Ah, Advent!
Well, certainly in church, you will hear congregational leaders saying, with at least a little exasperation, “Ah, December!” What a month! Crowded calendars, last minute financial asks, special programs and everything else.
It is unlikely that the First Century gospel writers could have imagined one tenth of one percent of what “preparing for Christmas” looks like for us today. But their texts seem tailor-made for an over-stuffed month.
The opening chapter of Luke begins with the birth of John, before the birth of Jesus. When John’s father Zechariah is told by an angel that this birth is going to take place, Zechariah responds—and soon finds himself silenced:
18 Zechariah said to the angel, “How will I know that this is so? For I am an old man, and my wife is getting on in years.” 19 The angel replied, “I am Gabriel. I stand in the presence of God, and I have been sent to speak to you and to bring you this good news. 20 But now, because you did not believe my words, which will be fulfilled in their time, you will become mute, unable to speak, until the day these things occur.”
21 Meanwhile the people were waiting for Zechariah and wondered at his delay in the sanctuary. 22 When he did come out, he could not speak to them, and they realized that he had seen a vision in the sanctuary.
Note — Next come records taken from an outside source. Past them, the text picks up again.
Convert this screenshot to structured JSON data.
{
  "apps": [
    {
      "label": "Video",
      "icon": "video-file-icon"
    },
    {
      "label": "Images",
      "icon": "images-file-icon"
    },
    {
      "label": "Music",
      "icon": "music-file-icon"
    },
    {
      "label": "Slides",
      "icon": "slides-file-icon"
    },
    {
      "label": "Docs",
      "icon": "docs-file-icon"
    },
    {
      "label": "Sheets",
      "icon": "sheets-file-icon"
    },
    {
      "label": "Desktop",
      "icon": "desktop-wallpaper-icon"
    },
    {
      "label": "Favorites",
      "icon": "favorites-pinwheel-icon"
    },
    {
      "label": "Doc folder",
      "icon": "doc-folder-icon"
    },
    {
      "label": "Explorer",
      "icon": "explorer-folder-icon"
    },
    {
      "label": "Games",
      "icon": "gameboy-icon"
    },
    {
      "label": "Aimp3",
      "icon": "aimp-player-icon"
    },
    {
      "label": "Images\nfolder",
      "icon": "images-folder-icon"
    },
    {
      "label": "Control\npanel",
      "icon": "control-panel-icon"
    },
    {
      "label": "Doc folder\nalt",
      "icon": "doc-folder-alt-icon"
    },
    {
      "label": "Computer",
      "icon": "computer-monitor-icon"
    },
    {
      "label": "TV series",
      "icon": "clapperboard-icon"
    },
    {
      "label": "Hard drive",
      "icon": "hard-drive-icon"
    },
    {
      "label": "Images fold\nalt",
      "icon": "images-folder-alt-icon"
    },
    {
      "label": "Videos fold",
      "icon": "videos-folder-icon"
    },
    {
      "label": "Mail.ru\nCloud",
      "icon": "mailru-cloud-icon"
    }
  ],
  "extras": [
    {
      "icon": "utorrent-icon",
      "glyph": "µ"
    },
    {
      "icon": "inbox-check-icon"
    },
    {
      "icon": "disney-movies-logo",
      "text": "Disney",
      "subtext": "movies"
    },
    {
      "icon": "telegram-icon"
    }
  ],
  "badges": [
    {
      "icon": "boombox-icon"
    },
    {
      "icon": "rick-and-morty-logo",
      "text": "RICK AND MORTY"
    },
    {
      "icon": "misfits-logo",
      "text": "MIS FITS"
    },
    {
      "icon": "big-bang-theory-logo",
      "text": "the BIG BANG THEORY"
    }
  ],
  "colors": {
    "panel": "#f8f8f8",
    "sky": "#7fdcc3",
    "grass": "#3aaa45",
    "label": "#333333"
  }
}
He kept motioning to them and remained unable to speak. 23 When his time of service was ended, he went to his home. (Luke 1:18-23)
In short, while we amp up more lights, ramp up more activity, and pump up more voluminous sound in December, the Bible gives us the solitary light of a star, sparse and slow action, and . . . silence.
- What needs to go silent in your congregation?
- How might Luke’s text guide your church board’s decisions at the end of this year?
- If you embraced silence as part of your church board meetings or your worship services, what words would you stop saying—and what do you imagine would fill the space where those words were?
In the following poem, former United States Poet Laureate Billy Collins invites us to listen more carefully to the kinds of silence around us.
Silence
by Billy Collins
There is the sudden silence of the crowd
above a player not moving on the field,
and the silence of the orchid.
The silence of the falling vase
before it strikes the floor,
the silence of the belt when it is not striking the child.
The stillness of the cup and the water in it,
the silence of the moon
and the quiet of the day far from the roar of the sun.
The silence when I hold you to my chest,
the silence of the window above us,
and the silence when you rise and turn away.
And there is the silence of this morning
which I have broken with my pen,
a silence that had piled up all night
like snow falling in the darkness of the house—
the silence before I wrote a word
and the poorer silence now.
- What are some differences among the kinds of silence Collins mentions?
- Why so much violence in a poem about silence? How are violence and silence related (other than rhyming with one another in a somewhat discomfiting way)?
- At the end, why is the silence before the poet started writing now ‘poorer’ for his breaking it?
- What kinds of silence do you hear in your worship services or church board meetings? Which silences need to be broken, and which need nurture? How might you do the work of breaking some silences and nurturing others?